Pâquerettes sur le crâne et chantilly, vous qui, peut-être, avez le post-Saint-Valentin dans les baskets. J’ai pour vous heureuse nouvelle! ÇA Y EST. Nous connaissons désormais l’identité des 59 nouveaux émoticônes à s’ajouter à la bourse déjà bien garnie de petits dessins qui agrémentent vos textos quotidiens (petit arbre feuillu, petit sapin, petit sapin; je complète souvent mes messages ainsi, avec la certitude que le destinataire reçoit la bouffée d’air frais d’une forêt boréale de septembre).

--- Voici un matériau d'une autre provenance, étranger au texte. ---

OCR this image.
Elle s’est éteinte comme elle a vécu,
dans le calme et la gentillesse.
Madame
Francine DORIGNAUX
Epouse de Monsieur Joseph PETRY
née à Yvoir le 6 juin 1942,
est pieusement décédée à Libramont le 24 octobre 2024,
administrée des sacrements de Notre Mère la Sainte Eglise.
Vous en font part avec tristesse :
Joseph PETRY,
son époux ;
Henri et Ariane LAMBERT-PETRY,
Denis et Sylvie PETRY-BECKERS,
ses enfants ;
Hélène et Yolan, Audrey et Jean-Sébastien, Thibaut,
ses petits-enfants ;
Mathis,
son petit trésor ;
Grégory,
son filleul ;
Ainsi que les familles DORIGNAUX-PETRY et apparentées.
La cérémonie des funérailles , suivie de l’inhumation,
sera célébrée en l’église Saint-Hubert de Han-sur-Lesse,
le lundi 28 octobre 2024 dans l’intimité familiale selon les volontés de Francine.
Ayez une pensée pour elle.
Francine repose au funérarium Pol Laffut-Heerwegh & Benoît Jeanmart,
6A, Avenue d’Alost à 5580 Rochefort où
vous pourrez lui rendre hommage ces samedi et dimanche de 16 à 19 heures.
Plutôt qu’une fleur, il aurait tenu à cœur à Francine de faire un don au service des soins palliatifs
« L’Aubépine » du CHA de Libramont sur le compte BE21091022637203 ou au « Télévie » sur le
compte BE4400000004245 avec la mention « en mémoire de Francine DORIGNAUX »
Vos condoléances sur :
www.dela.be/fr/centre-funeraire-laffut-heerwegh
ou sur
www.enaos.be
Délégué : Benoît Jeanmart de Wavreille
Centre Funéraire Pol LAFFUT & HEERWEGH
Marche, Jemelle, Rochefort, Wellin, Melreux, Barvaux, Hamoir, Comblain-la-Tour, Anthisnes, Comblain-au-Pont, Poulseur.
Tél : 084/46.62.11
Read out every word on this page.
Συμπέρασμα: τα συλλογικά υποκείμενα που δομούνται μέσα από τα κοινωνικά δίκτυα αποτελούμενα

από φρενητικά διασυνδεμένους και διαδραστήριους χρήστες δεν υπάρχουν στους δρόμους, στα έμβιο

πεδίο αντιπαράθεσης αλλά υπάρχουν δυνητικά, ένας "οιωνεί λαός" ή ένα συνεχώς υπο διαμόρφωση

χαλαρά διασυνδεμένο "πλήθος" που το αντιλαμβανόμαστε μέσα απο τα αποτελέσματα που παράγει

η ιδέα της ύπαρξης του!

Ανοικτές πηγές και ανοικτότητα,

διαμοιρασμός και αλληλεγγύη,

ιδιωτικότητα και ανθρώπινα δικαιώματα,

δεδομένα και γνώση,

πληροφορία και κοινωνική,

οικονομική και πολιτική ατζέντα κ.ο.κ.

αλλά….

Chaque fois que la nouvelle de nouveaux émoticônes fait rissoler le lardon de ma torpeur, j’aime (J’AIME BEAUCOUP) imaginer les rencontres ayant lieu au sommet d’un gratte-ciel aux contours futuristes; des rencontres où des gens bien, vêtus de costumes trois-pièces et maîtrisant le maniement d’une baguette-pointeuse à merveille au moment venu de pointer des affaires sur un grand papier, présentent fébrilement ce qu’ils estiment être les nouveaux émoticônes dont le bon peuple a besoin.

«Un paresseux! Une livre de beurre – NON : UNE GOUSSE D’AIL!» [Petit applaudissement de golf discret, champagnette sabrée et Polaroïd avec franche poignée de main qui scelle le deal.] Cette année, le consortium Unicode – les gens en costard qui pointent avec la baguette d’un geste gracile – a orienté sa sélection vers des petits dessins inclusifs, avec célébration toute particulière de handicaps divers et des genres. Du joli!

J’ai toutefois vacillé de mon tabourette quand je caressai le statut d’une âme en fête affirmant sans détour que cette chaude fournée de petits pictogrammes réservait ENFIN aux femmes ce qu’elles attendaient en rongeant les cadres de porte depuis l’avènement de la pilule contraceptive : un émoticône de menstruation.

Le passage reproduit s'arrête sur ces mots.